Grid-forming inverters, unlike grid-following ones, could participate in essential grid service markets, provide black-start support, and maximize resilience and reliability on larger systems. UNIFI teams are modeling these opportunities, offering specifications, and defining the value proposition for manufacturers, grid operators, and investors.[14]

For example, engineers at the Pacific Northwest National Lab (PNNL) operate a 380-MW renewable energy facility in Wheatridge, Oregon. This facility combines wind, solar, and battery storage in one location. With DOE funding and in collaboration with Portland General Electric and inverter manufacturers, PNNL will test linking this system to the Western Interconnection using both grid-forming and grid-following inverters.[15]Experiments will address providing grid services using GFM.

At the UNIFI meeting, Wei Du, from PNNL, reported on this first-of-its-kind project and other modeling and simulation approaches underway. Nonetheless, participants raised concerns about scaling up from small island grids and models to large interconnected systems. There is much to learn about how GFMs will actually perform on large interconnected systems.

What Must Work

From the perspective of power customers, regulators, and grid operators, the power must stay on. While acknowledging that scaling up was a “wide-open problem,” presenters at the UNIFI meeting offered multiple paths to a stable, inverter-rich grid. As Divan explained to me, the work of the consortium mirrors efforts in the past to standardize Bluetooth. Today, all devices relying on Bluetooth technology, regardless of company of origin or intended use, are able to connect over common network protocols. A similar consensus is needed for GFM. Legislators and regulators, at the end of the day, will require a reliable and affordable power system.

Risks and Benefits

The challenge for the stakeholders outside this highly technical community of experts is to start incorporating grid-forming inverters into our discussions. Market designs, grid connection requirements, and manufacturing standards will all bear on the success of transitioning to a high density of inverter-based resources on the grid.

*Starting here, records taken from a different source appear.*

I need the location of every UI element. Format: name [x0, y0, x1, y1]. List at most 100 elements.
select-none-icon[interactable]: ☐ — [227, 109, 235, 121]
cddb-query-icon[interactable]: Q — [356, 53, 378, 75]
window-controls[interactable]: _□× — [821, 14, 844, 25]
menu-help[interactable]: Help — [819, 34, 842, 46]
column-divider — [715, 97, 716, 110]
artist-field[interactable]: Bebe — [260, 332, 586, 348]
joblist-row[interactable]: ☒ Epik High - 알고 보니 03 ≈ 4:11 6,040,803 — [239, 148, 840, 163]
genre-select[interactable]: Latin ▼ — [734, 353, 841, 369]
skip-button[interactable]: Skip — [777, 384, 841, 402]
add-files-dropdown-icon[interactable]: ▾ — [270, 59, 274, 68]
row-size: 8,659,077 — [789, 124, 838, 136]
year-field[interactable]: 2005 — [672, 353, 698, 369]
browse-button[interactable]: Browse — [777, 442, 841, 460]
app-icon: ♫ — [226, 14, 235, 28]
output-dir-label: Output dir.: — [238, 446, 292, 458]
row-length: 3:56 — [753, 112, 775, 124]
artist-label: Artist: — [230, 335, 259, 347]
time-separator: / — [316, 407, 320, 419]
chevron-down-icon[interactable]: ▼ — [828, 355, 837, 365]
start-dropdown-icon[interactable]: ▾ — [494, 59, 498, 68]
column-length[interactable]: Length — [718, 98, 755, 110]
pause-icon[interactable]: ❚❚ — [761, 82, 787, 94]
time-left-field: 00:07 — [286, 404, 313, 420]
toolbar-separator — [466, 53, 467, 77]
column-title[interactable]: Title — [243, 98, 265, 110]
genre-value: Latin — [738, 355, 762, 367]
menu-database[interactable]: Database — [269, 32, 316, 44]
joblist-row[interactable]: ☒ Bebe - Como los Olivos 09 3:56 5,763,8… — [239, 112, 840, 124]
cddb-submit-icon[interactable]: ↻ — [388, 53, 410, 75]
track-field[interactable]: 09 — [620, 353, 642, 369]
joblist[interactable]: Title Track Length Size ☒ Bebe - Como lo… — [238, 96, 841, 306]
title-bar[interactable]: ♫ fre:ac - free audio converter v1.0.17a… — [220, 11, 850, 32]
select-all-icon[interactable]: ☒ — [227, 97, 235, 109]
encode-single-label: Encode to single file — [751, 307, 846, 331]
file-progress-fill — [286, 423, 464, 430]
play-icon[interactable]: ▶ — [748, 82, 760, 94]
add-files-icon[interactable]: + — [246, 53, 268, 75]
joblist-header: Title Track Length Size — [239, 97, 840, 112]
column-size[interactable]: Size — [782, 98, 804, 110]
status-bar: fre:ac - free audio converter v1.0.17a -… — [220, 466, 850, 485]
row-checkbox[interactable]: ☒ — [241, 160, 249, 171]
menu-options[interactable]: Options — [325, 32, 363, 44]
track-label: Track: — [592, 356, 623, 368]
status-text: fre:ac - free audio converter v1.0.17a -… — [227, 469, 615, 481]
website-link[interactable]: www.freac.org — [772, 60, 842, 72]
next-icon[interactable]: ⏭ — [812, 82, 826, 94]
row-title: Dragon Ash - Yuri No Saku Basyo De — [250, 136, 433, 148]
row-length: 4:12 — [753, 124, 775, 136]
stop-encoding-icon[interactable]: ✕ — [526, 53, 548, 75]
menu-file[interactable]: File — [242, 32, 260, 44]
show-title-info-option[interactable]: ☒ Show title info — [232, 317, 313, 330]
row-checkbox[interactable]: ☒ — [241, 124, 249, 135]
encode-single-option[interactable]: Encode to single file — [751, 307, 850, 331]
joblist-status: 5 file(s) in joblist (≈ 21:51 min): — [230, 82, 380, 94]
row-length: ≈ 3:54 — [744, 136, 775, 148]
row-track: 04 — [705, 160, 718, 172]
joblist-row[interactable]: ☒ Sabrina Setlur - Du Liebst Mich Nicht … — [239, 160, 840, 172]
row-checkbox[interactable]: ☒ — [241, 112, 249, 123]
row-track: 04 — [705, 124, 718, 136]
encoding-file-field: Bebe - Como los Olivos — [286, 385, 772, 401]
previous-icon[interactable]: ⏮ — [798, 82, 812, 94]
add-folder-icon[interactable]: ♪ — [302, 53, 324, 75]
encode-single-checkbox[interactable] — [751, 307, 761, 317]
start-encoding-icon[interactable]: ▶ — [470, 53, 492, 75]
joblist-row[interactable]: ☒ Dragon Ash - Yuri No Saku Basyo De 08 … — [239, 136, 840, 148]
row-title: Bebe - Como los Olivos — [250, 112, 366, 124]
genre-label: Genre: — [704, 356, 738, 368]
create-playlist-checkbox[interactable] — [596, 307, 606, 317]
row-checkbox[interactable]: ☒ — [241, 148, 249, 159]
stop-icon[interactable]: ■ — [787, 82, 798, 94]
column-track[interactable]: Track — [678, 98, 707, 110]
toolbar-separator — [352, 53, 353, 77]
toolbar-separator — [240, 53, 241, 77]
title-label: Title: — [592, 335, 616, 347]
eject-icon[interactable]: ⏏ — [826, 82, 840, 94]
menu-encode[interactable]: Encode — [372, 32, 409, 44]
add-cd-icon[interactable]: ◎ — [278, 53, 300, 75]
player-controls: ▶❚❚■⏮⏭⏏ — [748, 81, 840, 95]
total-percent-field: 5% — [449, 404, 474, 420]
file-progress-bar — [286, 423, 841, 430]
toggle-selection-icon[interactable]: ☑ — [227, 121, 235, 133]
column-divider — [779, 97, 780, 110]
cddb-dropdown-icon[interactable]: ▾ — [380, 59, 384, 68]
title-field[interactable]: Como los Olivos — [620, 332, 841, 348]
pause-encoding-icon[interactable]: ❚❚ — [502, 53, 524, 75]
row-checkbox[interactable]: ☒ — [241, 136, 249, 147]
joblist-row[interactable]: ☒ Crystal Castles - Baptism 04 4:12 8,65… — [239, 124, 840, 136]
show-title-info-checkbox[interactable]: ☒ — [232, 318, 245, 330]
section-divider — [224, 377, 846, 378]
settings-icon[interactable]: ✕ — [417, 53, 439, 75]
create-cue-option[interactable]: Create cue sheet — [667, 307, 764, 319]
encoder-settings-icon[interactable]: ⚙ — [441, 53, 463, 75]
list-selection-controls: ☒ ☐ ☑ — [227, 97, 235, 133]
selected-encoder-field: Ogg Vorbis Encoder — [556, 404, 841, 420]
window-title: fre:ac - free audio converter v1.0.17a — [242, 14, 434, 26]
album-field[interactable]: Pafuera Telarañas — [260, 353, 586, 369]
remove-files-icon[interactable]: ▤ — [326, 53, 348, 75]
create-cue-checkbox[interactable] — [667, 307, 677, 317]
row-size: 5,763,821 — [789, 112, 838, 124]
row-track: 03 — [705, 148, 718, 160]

There are opportunities to maximize the benefits of those resources through grid-forming inverter technologies, but there may be enormous costs — either in terms of grid stability or in terms of replacing and retrofitting devices — if policies fail to consider GFMs.

What are the risks and rewards? If policies fail to address the role of GFMs on future power systems, we risk instability, outages, and unsatisfied customers. If policies lag the capabilities and necessary functionality of GFMs, we may face very high costs to upgrade legacy devices. Regulations that limit the potential benefits of GFMs may leave us with less efficient, less reliable, and more expensive electricity. 

On the other hand, rules that promote untested technologies may likewise result in a poorly functioning grid. Policies that require costly investments may be out of step with the benefits of distributed generation, renewable generation resources, EV fleets, storage batteries, and other inverter-connected devices. Yet, if policies facilitate development and deployment of maximally functional GFMs, we should expect more efficient, reliable, and sustainable energy systems.

How should we approach this as we near a tipping point? The answer: with deliberation and agile solutions that can adjust to new and better knowledge about what grid-forming inverters can deliver.